TCA Abu Dhabi has 10 international offices, including in the United States, England, Germany, India, China, Russia, Australia, Italy and France.
Next year, Mr Al Dhaheri said TCA Abu Dhabi would continue to focus on existing markets such as India and China, and new markets such as Africa and South America.
India remained the largest source market for Abu Dhabi for the first 10 months with 140,786 visitors from the country, a rise of 26 per cent, who spent nearly four nights in the emirate.
This month, TCA Abu Dhabi will go on a roadshow in India, taking in New Delhi, Mumbai, Bangalore and for the first time, Ahmedabad.
While 130,038 Britons stayed in the emirate through October, with numbers up by 15 per cent, almost 96,000 people visited from Germany, with figures up by a quarter.

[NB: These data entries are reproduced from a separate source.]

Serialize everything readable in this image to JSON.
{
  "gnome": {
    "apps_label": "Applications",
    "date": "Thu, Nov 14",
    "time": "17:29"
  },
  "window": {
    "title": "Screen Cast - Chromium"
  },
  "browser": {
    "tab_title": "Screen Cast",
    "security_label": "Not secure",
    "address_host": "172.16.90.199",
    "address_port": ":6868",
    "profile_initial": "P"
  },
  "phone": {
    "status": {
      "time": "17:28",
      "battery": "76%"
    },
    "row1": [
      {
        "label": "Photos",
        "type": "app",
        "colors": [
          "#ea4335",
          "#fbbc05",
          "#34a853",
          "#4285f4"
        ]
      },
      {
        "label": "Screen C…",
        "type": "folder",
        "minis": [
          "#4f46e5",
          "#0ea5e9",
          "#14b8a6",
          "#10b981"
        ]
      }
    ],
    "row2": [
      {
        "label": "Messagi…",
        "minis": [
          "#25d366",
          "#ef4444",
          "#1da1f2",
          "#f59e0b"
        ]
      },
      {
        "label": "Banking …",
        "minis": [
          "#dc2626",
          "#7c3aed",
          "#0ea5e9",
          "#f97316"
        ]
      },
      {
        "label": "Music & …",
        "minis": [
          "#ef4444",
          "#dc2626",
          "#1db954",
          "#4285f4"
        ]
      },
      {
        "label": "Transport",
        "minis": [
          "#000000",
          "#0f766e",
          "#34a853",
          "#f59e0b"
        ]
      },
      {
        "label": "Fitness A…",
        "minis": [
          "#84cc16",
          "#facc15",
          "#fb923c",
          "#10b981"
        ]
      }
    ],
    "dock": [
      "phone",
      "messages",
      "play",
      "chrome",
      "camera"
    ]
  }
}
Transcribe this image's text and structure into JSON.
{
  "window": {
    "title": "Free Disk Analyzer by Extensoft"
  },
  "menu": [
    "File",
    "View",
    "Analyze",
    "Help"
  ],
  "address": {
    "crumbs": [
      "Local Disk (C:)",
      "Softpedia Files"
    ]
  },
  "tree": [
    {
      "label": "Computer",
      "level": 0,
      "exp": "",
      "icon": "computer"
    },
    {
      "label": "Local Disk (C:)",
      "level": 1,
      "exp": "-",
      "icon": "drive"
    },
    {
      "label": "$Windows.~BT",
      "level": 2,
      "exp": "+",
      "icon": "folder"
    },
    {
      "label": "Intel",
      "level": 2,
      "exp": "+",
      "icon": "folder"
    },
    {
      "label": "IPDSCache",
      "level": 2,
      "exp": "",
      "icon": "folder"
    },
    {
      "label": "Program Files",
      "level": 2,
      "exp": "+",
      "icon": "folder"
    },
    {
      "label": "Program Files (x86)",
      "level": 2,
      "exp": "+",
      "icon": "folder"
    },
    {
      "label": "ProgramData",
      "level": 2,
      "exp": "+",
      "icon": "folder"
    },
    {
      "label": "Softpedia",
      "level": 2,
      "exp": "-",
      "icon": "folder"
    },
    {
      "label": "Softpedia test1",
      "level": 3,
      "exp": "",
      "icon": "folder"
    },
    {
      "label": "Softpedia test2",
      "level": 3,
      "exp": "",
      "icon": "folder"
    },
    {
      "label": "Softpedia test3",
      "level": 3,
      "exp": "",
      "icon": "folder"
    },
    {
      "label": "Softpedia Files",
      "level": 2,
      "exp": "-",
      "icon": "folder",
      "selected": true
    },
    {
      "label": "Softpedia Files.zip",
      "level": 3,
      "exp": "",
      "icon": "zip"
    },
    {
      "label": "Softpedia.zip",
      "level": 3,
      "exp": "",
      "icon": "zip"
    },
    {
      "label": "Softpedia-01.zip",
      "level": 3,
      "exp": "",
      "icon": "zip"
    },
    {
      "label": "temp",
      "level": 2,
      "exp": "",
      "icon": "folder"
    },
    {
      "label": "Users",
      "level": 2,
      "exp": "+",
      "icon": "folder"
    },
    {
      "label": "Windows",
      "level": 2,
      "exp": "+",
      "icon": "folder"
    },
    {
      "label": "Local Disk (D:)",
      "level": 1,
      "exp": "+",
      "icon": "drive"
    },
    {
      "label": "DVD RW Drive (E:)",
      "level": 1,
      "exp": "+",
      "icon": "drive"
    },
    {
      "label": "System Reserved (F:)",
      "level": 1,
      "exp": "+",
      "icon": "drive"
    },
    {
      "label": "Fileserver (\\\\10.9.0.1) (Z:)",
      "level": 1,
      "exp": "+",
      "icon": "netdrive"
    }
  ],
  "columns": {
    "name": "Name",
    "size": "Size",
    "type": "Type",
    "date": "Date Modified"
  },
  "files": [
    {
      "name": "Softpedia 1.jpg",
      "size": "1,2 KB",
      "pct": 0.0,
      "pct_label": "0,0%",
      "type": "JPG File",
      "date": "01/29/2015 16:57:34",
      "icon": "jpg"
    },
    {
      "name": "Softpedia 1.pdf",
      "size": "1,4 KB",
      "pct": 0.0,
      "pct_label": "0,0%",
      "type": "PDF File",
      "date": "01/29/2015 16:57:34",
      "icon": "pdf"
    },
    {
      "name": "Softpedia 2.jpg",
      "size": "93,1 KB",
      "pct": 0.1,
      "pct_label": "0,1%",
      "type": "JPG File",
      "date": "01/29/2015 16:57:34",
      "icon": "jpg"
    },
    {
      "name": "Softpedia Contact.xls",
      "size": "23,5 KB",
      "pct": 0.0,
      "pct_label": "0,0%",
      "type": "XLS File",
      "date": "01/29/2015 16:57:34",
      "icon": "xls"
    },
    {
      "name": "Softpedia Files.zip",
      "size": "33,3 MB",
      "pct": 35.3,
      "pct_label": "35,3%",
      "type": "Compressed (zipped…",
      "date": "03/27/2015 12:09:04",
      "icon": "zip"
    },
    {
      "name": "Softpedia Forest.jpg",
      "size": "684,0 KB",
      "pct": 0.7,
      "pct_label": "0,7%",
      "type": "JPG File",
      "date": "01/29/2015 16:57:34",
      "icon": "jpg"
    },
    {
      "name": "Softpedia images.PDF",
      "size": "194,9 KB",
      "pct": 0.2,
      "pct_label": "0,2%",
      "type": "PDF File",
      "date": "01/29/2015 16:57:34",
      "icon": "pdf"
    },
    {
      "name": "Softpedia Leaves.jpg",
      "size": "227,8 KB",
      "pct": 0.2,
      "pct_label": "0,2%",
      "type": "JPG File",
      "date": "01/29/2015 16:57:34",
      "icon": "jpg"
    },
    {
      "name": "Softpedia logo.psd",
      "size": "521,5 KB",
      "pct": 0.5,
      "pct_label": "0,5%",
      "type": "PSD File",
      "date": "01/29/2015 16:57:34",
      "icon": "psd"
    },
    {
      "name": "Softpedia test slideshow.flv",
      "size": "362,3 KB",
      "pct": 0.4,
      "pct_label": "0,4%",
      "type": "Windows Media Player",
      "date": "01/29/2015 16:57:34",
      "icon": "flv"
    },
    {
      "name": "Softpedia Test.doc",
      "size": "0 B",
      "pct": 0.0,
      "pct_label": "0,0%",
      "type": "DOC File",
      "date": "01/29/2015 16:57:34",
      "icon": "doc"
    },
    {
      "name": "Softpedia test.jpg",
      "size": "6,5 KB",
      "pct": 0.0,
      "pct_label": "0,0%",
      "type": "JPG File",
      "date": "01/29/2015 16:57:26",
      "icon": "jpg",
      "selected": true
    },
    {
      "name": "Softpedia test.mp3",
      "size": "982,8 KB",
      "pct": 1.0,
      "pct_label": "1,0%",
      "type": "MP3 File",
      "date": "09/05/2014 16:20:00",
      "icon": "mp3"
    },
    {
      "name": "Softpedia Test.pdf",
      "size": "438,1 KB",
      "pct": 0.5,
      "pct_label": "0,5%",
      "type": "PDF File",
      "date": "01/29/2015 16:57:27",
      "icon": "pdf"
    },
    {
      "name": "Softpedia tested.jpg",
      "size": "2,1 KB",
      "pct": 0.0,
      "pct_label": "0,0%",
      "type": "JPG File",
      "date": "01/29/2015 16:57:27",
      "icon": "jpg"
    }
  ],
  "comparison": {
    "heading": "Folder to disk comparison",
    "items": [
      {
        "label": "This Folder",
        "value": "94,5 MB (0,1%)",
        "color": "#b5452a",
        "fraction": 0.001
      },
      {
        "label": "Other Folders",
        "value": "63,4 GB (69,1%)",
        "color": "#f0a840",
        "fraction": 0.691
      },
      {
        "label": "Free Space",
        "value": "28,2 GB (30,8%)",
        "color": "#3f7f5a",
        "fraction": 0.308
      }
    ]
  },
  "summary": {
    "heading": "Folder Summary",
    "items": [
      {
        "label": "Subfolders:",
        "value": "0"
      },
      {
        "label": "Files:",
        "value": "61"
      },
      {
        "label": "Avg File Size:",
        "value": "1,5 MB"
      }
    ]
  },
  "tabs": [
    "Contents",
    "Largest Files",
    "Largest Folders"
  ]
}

“We have more expectations from the German market given the fact that Etihad will, from February, increase its daily service from Munich to Abu Dhabi to a double-daily frequency,” said Mubarak Al Muhairi, the director general of TCA Abu Dhabi.
For October alone, the emirate reported a 29 per cent increase in arrivals, to a record 288,268 guests, although guest nights dipped by 31 per cent. Occupancy rates, however, rose to 79 per cent, up by 10 per cent. Hotel revenues touched Dh578.4 million, which was 28 per cent more than last October.
The average room rates at hotels also picked up by 7 per cent, touching Dh507 in October. The rise came even though the capital had, at the end of the month, 12 more hotels with an additional 2,187 rooms than last year.